COAST ARTILLERY REGIMENTS

At the beginning of World War II, most Coast Artillery Regiments were antiaircraft units. They existed in two types, mobile and semi-mobile. This mobility status was a rather fluid designation, although each type had a separate Table of Organization (T/O). The 206th was of the semi-mobile type under T/O 4-111. Its war strength was fixed at 2,155. The regiment contained a regimental headquarters and headquarters battery, armed with four antiaircraft artillery guns. At war strength, the regiment would contain three battalions, each with a battalion headquarters, headquarters battery and ammunition train. Each battalion would be composed of four batteries. The 206th did not have a 3rd Battalion until 18 August 1942, two months after the Japanese attack on Dutch Harbor. During World War II, the Army discarded the regimental system for artillery units. By war's end, only one Coast Artillery Regiment remained, the 253rd (155-mm. gun).(551)
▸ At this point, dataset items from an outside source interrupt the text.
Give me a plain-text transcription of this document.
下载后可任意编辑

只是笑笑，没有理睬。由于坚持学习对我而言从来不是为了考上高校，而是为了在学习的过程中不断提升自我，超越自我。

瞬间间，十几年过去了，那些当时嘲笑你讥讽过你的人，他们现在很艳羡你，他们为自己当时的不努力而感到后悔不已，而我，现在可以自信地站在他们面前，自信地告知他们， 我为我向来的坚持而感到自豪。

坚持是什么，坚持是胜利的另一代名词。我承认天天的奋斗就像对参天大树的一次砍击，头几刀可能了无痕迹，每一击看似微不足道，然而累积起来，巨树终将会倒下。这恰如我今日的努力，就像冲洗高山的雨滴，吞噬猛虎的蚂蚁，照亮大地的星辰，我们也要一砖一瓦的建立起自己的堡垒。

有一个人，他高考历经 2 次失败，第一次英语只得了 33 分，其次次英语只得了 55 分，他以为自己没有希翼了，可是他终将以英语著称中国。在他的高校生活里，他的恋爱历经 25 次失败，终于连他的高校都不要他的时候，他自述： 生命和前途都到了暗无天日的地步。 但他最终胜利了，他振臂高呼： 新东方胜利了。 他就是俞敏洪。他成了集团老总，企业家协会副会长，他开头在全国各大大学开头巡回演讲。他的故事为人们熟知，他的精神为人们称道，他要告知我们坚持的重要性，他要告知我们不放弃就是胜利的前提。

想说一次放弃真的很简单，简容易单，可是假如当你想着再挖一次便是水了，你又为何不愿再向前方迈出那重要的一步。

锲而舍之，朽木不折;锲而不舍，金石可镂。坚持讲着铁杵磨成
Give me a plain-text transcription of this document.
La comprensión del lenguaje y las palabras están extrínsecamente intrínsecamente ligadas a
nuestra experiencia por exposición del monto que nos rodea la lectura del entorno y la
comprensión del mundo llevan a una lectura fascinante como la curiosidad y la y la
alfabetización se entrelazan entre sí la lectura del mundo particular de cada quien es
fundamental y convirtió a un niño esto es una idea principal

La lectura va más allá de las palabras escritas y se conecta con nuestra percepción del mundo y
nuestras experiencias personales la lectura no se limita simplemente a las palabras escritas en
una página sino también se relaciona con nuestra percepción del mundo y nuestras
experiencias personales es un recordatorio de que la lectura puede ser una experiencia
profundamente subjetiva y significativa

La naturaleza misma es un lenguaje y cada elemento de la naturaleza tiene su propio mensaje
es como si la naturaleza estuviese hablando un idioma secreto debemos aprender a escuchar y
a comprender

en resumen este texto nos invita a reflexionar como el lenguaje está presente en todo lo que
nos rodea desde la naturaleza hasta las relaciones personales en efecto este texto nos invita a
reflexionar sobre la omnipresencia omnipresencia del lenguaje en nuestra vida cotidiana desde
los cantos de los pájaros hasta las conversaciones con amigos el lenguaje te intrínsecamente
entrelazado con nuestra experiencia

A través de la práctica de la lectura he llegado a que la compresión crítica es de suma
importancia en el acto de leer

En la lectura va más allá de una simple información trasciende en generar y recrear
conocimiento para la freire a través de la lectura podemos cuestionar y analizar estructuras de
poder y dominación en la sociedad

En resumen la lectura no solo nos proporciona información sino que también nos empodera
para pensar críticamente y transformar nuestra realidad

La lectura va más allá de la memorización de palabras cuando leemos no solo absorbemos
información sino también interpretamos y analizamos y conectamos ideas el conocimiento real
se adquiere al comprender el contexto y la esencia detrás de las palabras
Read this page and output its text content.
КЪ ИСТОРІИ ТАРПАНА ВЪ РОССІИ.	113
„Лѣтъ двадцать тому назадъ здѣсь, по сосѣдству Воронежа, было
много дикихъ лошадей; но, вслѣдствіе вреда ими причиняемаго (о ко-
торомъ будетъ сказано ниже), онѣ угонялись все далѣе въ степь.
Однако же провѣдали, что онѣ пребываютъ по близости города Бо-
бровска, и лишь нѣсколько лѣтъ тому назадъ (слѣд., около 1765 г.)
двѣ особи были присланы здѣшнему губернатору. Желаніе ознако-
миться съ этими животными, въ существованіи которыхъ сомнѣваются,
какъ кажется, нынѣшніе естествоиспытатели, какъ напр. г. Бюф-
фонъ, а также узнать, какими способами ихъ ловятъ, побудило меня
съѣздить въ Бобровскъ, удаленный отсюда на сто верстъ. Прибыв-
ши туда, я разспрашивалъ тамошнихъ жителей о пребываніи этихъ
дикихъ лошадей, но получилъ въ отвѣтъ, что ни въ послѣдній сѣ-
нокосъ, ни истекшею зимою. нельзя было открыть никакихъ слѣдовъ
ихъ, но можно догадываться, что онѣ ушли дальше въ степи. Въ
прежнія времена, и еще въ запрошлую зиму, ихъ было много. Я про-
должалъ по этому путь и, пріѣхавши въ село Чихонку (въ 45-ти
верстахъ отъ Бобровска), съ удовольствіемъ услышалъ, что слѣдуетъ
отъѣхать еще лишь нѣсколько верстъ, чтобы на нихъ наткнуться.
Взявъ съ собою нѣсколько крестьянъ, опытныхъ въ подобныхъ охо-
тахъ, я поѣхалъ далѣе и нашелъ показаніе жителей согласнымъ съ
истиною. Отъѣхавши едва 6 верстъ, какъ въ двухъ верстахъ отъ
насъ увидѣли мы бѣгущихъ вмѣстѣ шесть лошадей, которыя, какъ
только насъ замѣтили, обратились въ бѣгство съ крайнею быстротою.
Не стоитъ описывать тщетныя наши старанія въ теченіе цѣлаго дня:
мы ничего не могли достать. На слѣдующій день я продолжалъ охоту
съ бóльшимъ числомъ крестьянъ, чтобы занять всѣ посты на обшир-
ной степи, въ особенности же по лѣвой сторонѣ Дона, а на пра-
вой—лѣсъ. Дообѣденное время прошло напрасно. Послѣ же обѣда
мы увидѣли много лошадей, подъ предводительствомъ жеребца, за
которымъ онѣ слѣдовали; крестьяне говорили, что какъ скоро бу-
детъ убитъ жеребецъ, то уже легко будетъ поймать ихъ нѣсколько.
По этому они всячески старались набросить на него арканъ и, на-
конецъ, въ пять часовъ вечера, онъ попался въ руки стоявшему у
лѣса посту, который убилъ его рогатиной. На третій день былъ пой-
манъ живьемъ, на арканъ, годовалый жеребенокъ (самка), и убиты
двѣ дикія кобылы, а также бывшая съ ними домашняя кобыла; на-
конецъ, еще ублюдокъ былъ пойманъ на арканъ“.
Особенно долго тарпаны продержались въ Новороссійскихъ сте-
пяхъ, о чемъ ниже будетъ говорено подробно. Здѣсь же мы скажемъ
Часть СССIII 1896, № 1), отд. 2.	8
The 206th began its federal service with two battalions of four batteries each. According to the T/O, the 1st Battalion comprised Batteries A through D; Battery A was equipped with fifteen searchlights while Batteries B, C and D were each armed with four 3-inch antiaircraft guns. The 2nd Battalion contained Batteries E through H; Batteries E, F and G were each armed with four 37-mm. automatic antiaircraft guns. Battery H was equipped with twelve .50-caliber antiaircraft machine guns. In addition, the 206th had a regimental band and a regimental medical detachment.(552)


551. Stanton, 33-38.

552. "Original Organizational Home Towns, 1941," [photocopy of a one-page undated typewritten list on plain paper], West Memphis National Guard Archives; "Roster of Officers by Organization, Arkansas National Guard, As of January 1, 1940," [photocopy of eight-page typewritten document on plain paper], West Memphis National Guard Archives.